There was some evidence of a slowdown in the housing market. Approvals for house purchases, which are an indicator of future borrowing, dropped from 65,700 in April to 63,700 in June. Admittedly, we think house prices are unlikely to maintain their current momentum as rising interest rates squeeze affordability. Indeed, a fall of 5% to 10% seems likely. But we are not concerned about a slump in house prices given the huge run up in prices over the last two years, the strength of household balance sheets and the tightness in the labour market.

Middle market borrowing remains subdued

UK non-financial businesses repaid £0.9bn of net loans from banks in June. Net borrowing by large non-financial businesses was £1.3bn in June, compared to repayments of £1.6bn in May.
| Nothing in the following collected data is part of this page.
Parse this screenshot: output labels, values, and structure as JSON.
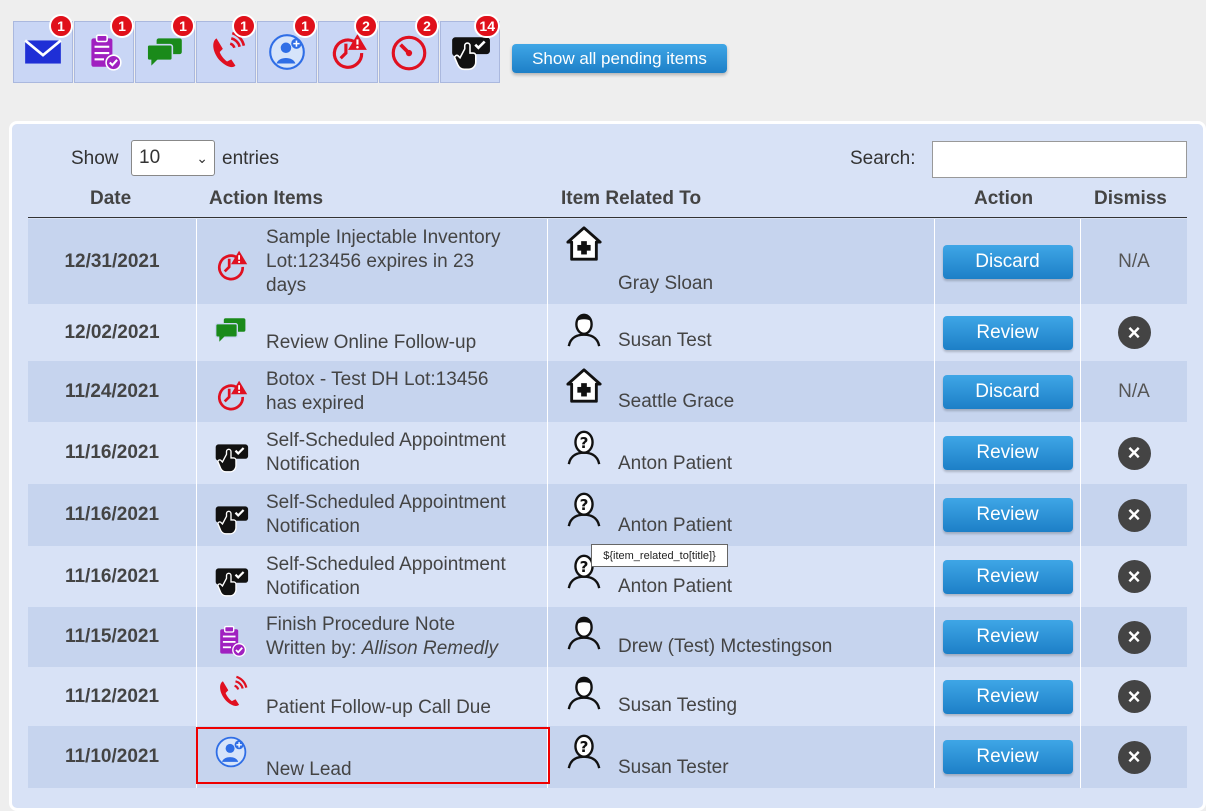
{
  "iconbar": [
    {
      "icon": "envelope-icon",
      "badge": "1",
      "color": "#1f2fd6"
    },
    {
      "icon": "clipboard-check-icon",
      "badge": "1",
      "color": "#a020c0"
    },
    {
      "icon": "chat-bubbles-icon",
      "badge": "1",
      "color": "#1a8a1a"
    },
    {
      "icon": "phone-ringing-icon",
      "badge": "1",
      "color": "#e01020"
    },
    {
      "icon": "user-add-icon",
      "badge": "1",
      "color": "#2f6ee6"
    },
    {
      "icon": "timer-alert-icon",
      "badge": "2",
      "color": "#e01020"
    },
    {
      "icon": "clock-expired-icon",
      "badge": "2",
      "color": "#e01020"
    },
    {
      "icon": "hand-tap-icon",
      "badge": "14",
      "color": "#111111"
    }
  ],
  "pending_button": "Show all pending items",
  "controls": {
    "show_label": "Show",
    "show_value": "10",
    "entries_label": "entries",
    "search_label": "Search:",
    "search_value": ""
  },
  "columns": {
    "date": "Date",
    "items": "Action Items",
    "related": "Item Related To",
    "action": "Action",
    "dismiss": "Dismiss"
  },
  "rows": [
    {
      "date": "12/31/2021",
      "icon": "timer-alert-icon",
      "lines": [
        "Sample Injectable Inventory",
        "Lot:123456 expires in 23",
        "days"
      ],
      "rel_icon": "facility-icon",
      "related": "Gray Sloan",
      "action": "Discard",
      "dismiss": "N/A"
    },
    {
      "date": "12/02/2021",
      "icon": "chat-bubbles-icon",
      "lines": [
        "Review Online Follow-up"
      ],
      "rel_icon": "person-icon",
      "related": "Susan Test",
      "action": "Review",
      "dismiss": "x"
    },
    {
      "date": "11/24/2021",
      "icon": "timer-alert-icon",
      "lines": [
        "Botox - Test DH Lot:13456",
        "has expired"
      ],
      "rel_icon": "facility-icon",
      "related": "Seattle Grace",
      "action": "Discard",
      "dismiss": "N/A"
    },
    {
      "date": "11/16/2021",
      "icon": "hand-tap-icon",
      "lines": [
        "Self-Scheduled Appointment",
        "Notification"
      ],
      "rel_icon": "unknown-person-icon",
      "related": "Anton Patient",
      "action": "Review",
      "dismiss": "x"
    },
    {
      "date": "11/16/2021",
      "icon": "hand-tap-icon",
      "lines": [
        "Self-Scheduled Appointment",
        "Notification"
      ],
      "rel_icon": "unknown-person-icon",
      "related": "Anton Patient",
      "action": "Review",
      "dismiss": "x"
    },
    {
      "date": "11/16/2021",
      "icon": "hand-tap-icon",
      "lines": [
        "Self-Scheduled Appointment",
        "Notification"
      ],
      "rel_icon": "unknown-person-icon",
      "related": "Anton Patient",
      "action": "Review",
      "dismiss": "x"
    },
    {
      "date": "11/15/2021",
      "icon": "clipboard-check-icon",
      "lines": [
        "Finish Procedure Note"
      ],
      "line2_prefix": "Written by: ",
      "line2_italic": "Allison Remedly",
      "rel_icon": "person-icon",
      "related": "Drew (Test) Mctestingson",
      "action": "Review",
      "dismiss": "x"
    },
    {
      "date": "11/12/2021",
      "icon": "phone-ringing-icon",
      "lines": [
        "Patient Follow-up Call Due"
      ],
      "rel_icon": "person-icon",
      "related": "Susan Testing",
      "action": "Review",
      "dismiss": "x"
    },
    {
      "date": "11/10/2021",
      "icon": "user-add-icon",
      "lines": [
        "New Lead"
      ],
      "rel_icon": "unknown-person-icon",
      "related": "Susan Tester",
      "action": "Review",
      "dismiss": "x"
    }
  ],
  "tooltip": "${item_related_to[title]}"
}
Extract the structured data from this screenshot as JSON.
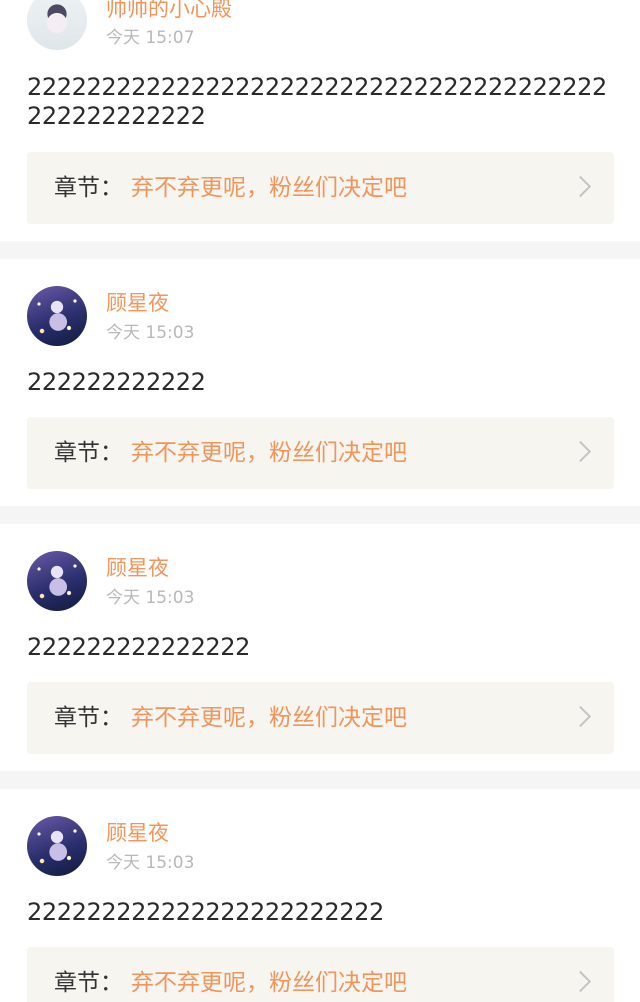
{
  "comments": [
    {
      "username": "帅帅的小心殿",
      "time": "今天 15:07",
      "text": "222222222222222222222222222222222222222222222222222",
      "chapter_label": "章节：",
      "chapter_title": "弃不弃更呢，粉丝们决定吧",
      "avatar_icon": "bunny-girl-avatar"
    },
    {
      "username": "顾星夜",
      "time": "今天 15:03",
      "text": "222222222222",
      "chapter_label": "章节：",
      "chapter_title": "弃不弃更呢，粉丝们决定吧",
      "avatar_icon": "starry-night-anime-avatar"
    },
    {
      "username": "顾星夜",
      "time": "今天 15:03",
      "text": "222222222222222",
      "chapter_label": "章节：",
      "chapter_title": "弃不弃更呢，粉丝们决定吧",
      "avatar_icon": "starry-night-anime-avatar"
    },
    {
      "username": "顾星夜",
      "time": "今天 15:03",
      "text": "222222222222222222222222",
      "chapter_label": "章节：",
      "chapter_title": "弃不弃更呢，粉丝们决定吧",
      "avatar_icon": "starry-night-anime-avatar"
    }
  ],
  "colors": {
    "username": "#f0955c",
    "chapter_title": "#f0955c",
    "timestamp": "#b8b8b8",
    "chapter_box_bg": "#f6f5f0",
    "separator": "#f5f5f5"
  }
}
However, small and medium sized non-financial businesses (SMEs) continued to repay debt.

The net loan repayment by SMEs in June marked the fifteenth consecutive month of net repayments. So, middle market businesses are still reducing leverage while large businesses are taking advantage of easy access to credit and negative real interest rates.

This result tallies with our Q2 MMBI report, which found that a majority of middle market businesses were reducing their debt levels. But with inflation set to average 9% in 2022 and 6% in 2023, real interest rates will remain negative for a long time yet. In reality, this will create an environment that’s conducive to borrowing for investment.